Segnalo una raccolta di saggi di Manin Carabba, I miei mulini al vento, il Mezzogiorno e i diritti dei cittadini, Svimez, Roma, 2017.
L’autore suscita in me i ricordi di com’eravamo 50 anni fa. Manin Carabba era un socialista impegnato con i primi governi di centrosinistra nella squadra di Giorgio Ruffolo, segretario alla programmazione economica nel Ministero del Bilancio guidato da Ugo La Malfa, mentre io facevo l’economista free lance, comunista, orientato verso una improbabile carriera universitaria.
Ci intersecammo quando Carabba dirigeva l’ISPE, l’Istituto della programmazione economica mentre io ancora militavo nel PCI dove rimasi fino a metà degli anni ’80. Me ne distaccai perché Berlinguer scelse di mettere al primo posto della politica comunista la “questione morale” dopo il fallimento dei governi di solidarietà nazionale sostenuti dal PCI. Chi ha assorbito la lezione de Il Principe di Machiavelli, sa bene che privilegiare la morale impedisce alla politica di esprimersi compiutamente.
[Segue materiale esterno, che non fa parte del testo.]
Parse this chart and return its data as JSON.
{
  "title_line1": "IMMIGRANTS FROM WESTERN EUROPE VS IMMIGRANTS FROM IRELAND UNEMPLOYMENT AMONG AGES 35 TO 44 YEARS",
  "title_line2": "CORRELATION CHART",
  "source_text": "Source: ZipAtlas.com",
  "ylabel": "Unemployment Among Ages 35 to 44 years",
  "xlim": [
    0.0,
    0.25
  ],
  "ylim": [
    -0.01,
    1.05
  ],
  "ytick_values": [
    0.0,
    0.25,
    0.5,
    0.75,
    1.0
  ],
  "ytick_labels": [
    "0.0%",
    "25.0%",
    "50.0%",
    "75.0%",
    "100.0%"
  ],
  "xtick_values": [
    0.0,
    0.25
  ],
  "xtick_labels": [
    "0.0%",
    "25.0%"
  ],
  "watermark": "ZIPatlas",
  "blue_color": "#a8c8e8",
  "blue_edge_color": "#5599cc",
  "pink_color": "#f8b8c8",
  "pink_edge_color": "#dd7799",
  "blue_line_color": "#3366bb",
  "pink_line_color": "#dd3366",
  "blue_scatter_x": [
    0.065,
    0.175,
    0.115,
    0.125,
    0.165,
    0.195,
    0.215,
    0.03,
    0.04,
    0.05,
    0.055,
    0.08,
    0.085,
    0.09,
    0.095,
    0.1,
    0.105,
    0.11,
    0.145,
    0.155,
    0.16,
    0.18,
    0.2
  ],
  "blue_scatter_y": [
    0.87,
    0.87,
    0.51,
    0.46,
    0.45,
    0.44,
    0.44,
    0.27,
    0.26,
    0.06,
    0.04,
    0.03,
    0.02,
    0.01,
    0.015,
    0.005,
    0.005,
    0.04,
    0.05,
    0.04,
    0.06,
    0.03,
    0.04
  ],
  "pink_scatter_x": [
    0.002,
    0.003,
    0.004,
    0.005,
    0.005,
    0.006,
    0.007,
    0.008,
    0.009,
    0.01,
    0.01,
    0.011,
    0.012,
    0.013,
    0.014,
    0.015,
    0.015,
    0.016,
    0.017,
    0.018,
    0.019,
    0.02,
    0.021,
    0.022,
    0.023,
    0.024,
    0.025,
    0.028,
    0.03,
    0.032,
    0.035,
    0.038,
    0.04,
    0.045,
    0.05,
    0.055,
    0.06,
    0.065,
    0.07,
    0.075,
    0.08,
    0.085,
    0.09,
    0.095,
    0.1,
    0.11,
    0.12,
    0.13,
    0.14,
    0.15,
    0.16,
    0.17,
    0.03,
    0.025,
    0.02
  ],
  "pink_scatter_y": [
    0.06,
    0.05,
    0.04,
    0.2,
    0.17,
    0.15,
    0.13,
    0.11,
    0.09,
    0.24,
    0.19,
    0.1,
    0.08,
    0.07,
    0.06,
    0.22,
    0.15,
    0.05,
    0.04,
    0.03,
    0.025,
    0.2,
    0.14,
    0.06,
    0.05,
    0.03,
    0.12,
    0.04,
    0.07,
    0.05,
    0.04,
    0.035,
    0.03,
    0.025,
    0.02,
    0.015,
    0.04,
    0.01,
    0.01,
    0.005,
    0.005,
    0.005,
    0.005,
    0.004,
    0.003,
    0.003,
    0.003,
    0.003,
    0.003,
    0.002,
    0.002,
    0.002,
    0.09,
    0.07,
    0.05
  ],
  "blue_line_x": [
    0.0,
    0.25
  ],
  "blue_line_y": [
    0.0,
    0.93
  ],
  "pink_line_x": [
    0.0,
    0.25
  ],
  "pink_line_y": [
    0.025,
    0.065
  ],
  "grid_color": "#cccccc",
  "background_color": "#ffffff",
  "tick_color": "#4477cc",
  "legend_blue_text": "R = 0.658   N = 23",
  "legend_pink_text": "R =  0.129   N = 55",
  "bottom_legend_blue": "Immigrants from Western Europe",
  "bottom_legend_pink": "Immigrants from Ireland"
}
Il meridionalismo del dopoguerra fu costellato di personaggi intellettualmente assai solidi: a sinistra, ex comunisti e ancora comunisti, da Rossi Doria a Sereni, da Amendola a Di Vittorio, socialisti come Morandi, al centro cattolici come Saraceno, Scardaccione e Pescatore ma non va trascurato Emilio Colombo che in Basilicata allevò un gruppo di giovani competenti anche nell’amministrazione locale (la Basilicata è stato un lascito di buon governo della DC, forse il migliore sopravvissuto nel Mezzogiorno). Tra i comunisti come non ricordare Pio La Torre, eccellente e indomito combattente siciliano che negli anni ’70 fu responsabile per il Mezzogiorno nella direzione nazionale del PCI? Nel 1982 La Torre fu barbaramente trucidato a Palermo dalla mafia insieme col suo autista e guardia del corpo, il compagno Rosario Di Salvo. Nel 1976 La Torre aveva partecipato alla cerimonia d’insediamento del nuovo Consiglio di amministrazione della Cassa per il Mezzogiorno, di cui i comunisti facevano parte per la prima volta ed io ero tra questi.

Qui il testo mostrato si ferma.